Comme le signalait Suzanne dans un commentaire, curieusement, dans son coin de Bretagne où ces brassicacées pullulent, il semble que ce soit en vain que l'on chercherait la trace d'une queue de piéride. Je m'étais fait la même réflexion en parcourant les routes du Trégor où l'on semble vouer un culte au dieu-chou. Étonnant, non ? Alors que leur nourriture de base s'offre par milliers d'hectares à leur concupiscence, ces papillons boudent la région. Il semble qu'elles préfèrent aller dans d'autres contrées réduire à néant les modestes espoirs de potée de l'industrieux jardinier.
La piéride serait-elle masochiste ? Défendrait-elle le pot de fer contre le pot de terre ? Foin des considérations anthropomorphiques ! Regardons plutôt à qui profite le crime. La réponse est évidente : au puissant lobby du chou, "Prince de Bretagne" et consorts ! Quelques pieds de choux dans les millions de jardins que compte notre beau pays, c'est au bout du compte, des milliers de tonnes de choux qui passent sous le nez de ces rapaces. Allaient-ils l'accepter ? Ce serait mal connaître leur désir d'hégémonie !

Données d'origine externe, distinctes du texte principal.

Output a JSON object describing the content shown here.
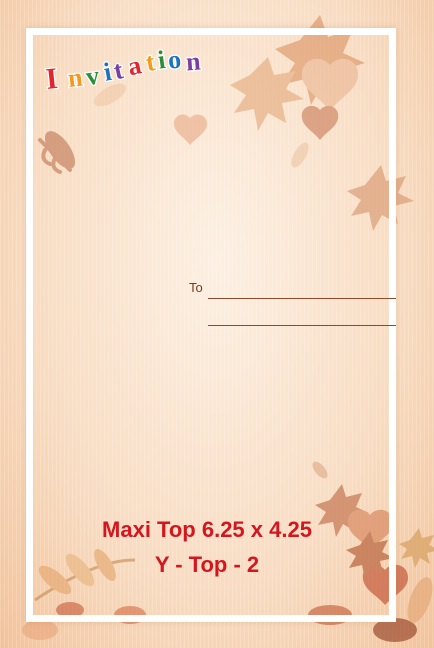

C'est alors que dans les cerveaux des tenants de la manipulation génétique, vils laquais de l'agriculture intensive, est née une idée diabolique : inoculer à la piéride un gène qui la rende allergique aux grandes étendues vert-choux. La pauvre bête, ainsi modifiée, dès qu'elle aperçoit une surface de cette couleur supérieure à une vingtaine de mètres carrés, est frappée de nausées et de vomissements. Du coup, elle transporte son habitat dans des régions où le chou n'est qu'un innocent passe-temps et là elle se goinfre. Imaginez l'accueil enthousiaste que rencontra auprès des oligarques des brassicacées cette trouvaille !
Et voilà pourquoi votre fille chou est muette bouffé.